The U.S. Department of Education on Friday said it’s canceling nearly $5 billion in federal student loan debt owed by some 73,600 borrowers, a majority of whom are public servants.

The announcement marks the the latest effort by the Biden administration to target specific groups of federal student loan borrowers by tweaking and expanding rules under existing relief programs, after the U.S. Supreme Court shot down its broader and more expensive debt cancellation plan.

Of those 73,600 beneficiaries announced on Friday, 43,900 are receiving $3.2 billion in student loan discharge through Public Service Loan Forgiveness, a program that erases outstanding student loan balances for those working in public service jobs like teachers, nurses, or police officers once they have made 10 years of qualifying payments.

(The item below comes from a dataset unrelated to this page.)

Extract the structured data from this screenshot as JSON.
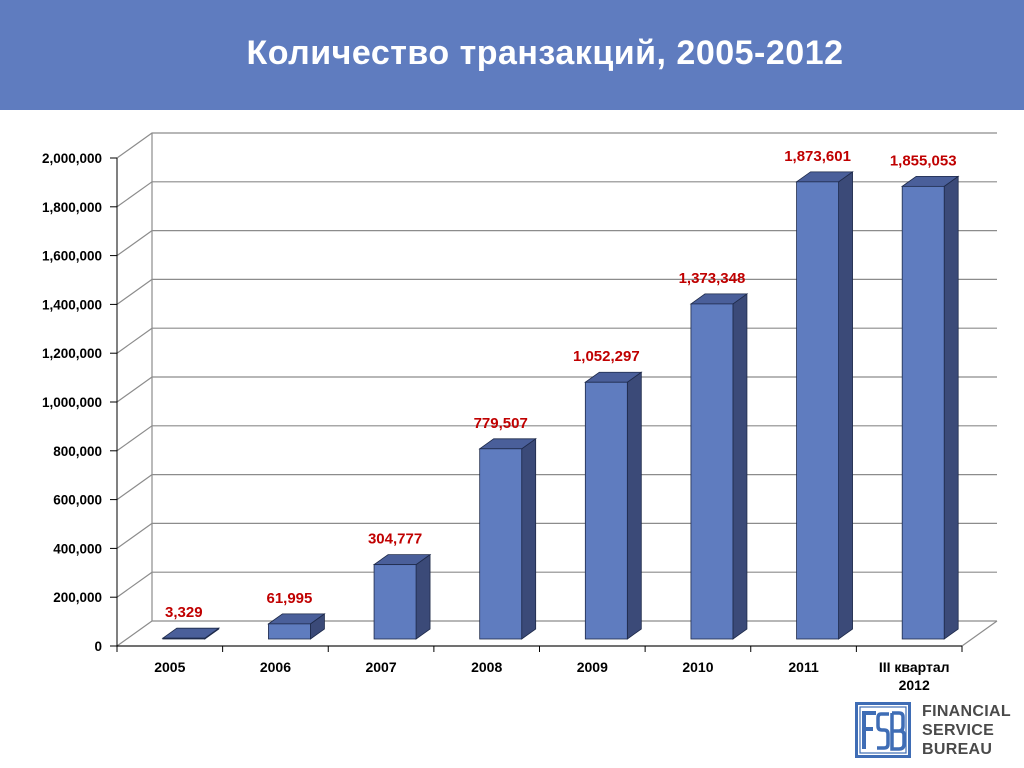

In 2021, the Biden administration overhauled the Loan Forgiveness program, allowing hundreds of thousands of borrowers to get additional credit toward the final discharge.

The other $1.7 billion is going to 29,700 people currently enrolled in income-driven repayment plans. Under such a plan, the amount of monthly payment is adjusted based on the borrower’s income and family size, and the borrower may be eligible to have any remaining debt wiped out after a certain amount of time in repayment, typically after 20 years for those with undergraduate student loans and 25 years for those with graduate school loans.

According to the Education Department, those 29,700 borrowers have been in repayment for at least 20 years and have earned their eventual debt relief, but have not received it because loan servicers failed to “accurately account” for their payments.

Including Friday’s relief, the Biden administration has so far approved the cancellation of over $136 billion in student loan debt for more than 3.7 million people.

“Today we are helping borrowers who were promised help with their loans, planned their lives around those promises, and earned forgiveness through years of payments,” U.S. Under Secretary of Education James Kvaal said in a statement, promising to help “all of those harmed by the broken student loan system.”